The situation at the basolateral surface of the epithelium is less clear at this moment (Fig. 13). If Rhbg, which is assumed to be located basolaterally as in other animals(Verlander et al., 2003),functions as a NH₃ gas channel, H⁺ must enter the gill cell directly or as CO₂ which is subsequently hydrated to yield HCO₃^– and protons. Although Nakhoul and colleagues(Nakhoul et al., 2006)suggested that mouse Rhbg transported NH₄⁺, there is still much debate on what form of ammonia is transported by Rh proteins(Javelle et al., 2007). Also,it is not clear how Na⁺ leaves the gill cell and enters the bloodstream. Although Na⁺/K⁺-ATPase appears to be an appropriate candidate for Na⁺ transport, other NHE isoforms or Na⁺–HCO₃^– co-transport cannot be ruled out (Wood and Pärt,2000; Hirata et al.,2003; Perry et al.,2003; Scott et al.,2005).

Randall and Wright (Randall and Wright,1987; Randall and Wright,1989) and Wright et al.(Wright et al., 1989) proposed that ammonia excretion was facilitated by acidification of the gill boundary layer. The acidification was suggested to be partially brought about by hydration of CO₂ by carbonic anhydrase present in the mucus covering the apical side of the gill(Wright et al., 1986). At first glance, the reduction in carbonic anhydrase mRNA expression in the DSI after ammonia exposure (Fig. 7E) appears to contradict the previous model. However, it should be noted that exactly the same response was seen in rainbow trout gills in vivo following HEA (Nawata et al.,2007). The CA-2 investigated in both the present study and that of Nawata and colleagues (Nawata et al.,2007) is the intracellular isoform. It is not known whether the extracellular CA-4 was affected by ammonia exposure. We interpret the present results to indicate that, during ammonia exposure, CA-2 was down-regulated leading to less intracellular H⁺ production from CO₂hydration, so that H⁺ from NH₄⁺ could be preferentially exported by H⁺-ATPase or NHE-2(Fig. 13). The roles of various carbonic anhydrase isoforms in ammonia excretion require further investigation; therefore they have not been included in the current model(Fig. 13).

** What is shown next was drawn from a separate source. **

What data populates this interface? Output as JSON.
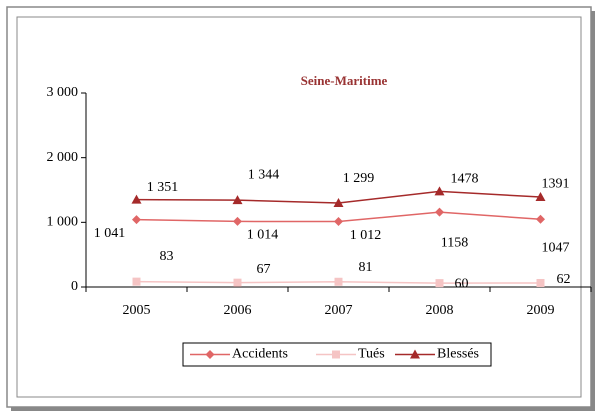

In conclusion, we report that the mRNA expression of different membrane transporters are regulated by ammonia and cortisol, individually as well as synergistically. We have also proposed an apical`Na⁺/NH₄⁺ exchange complex' consisting of several interacting membrane transporters. This model affirms the importance of non-ionic diffusion of NH₃ in ammonia excretion. It also explains the coupling phenomenon between ammonia excretion and Na⁺uptake. Given the toxicity of ammonia and the constant loss of Na⁺in freshwater fish, it is not surprising to find a sophisticated and yet flexible system to deal with ammonia excretion and Na⁺ uptake.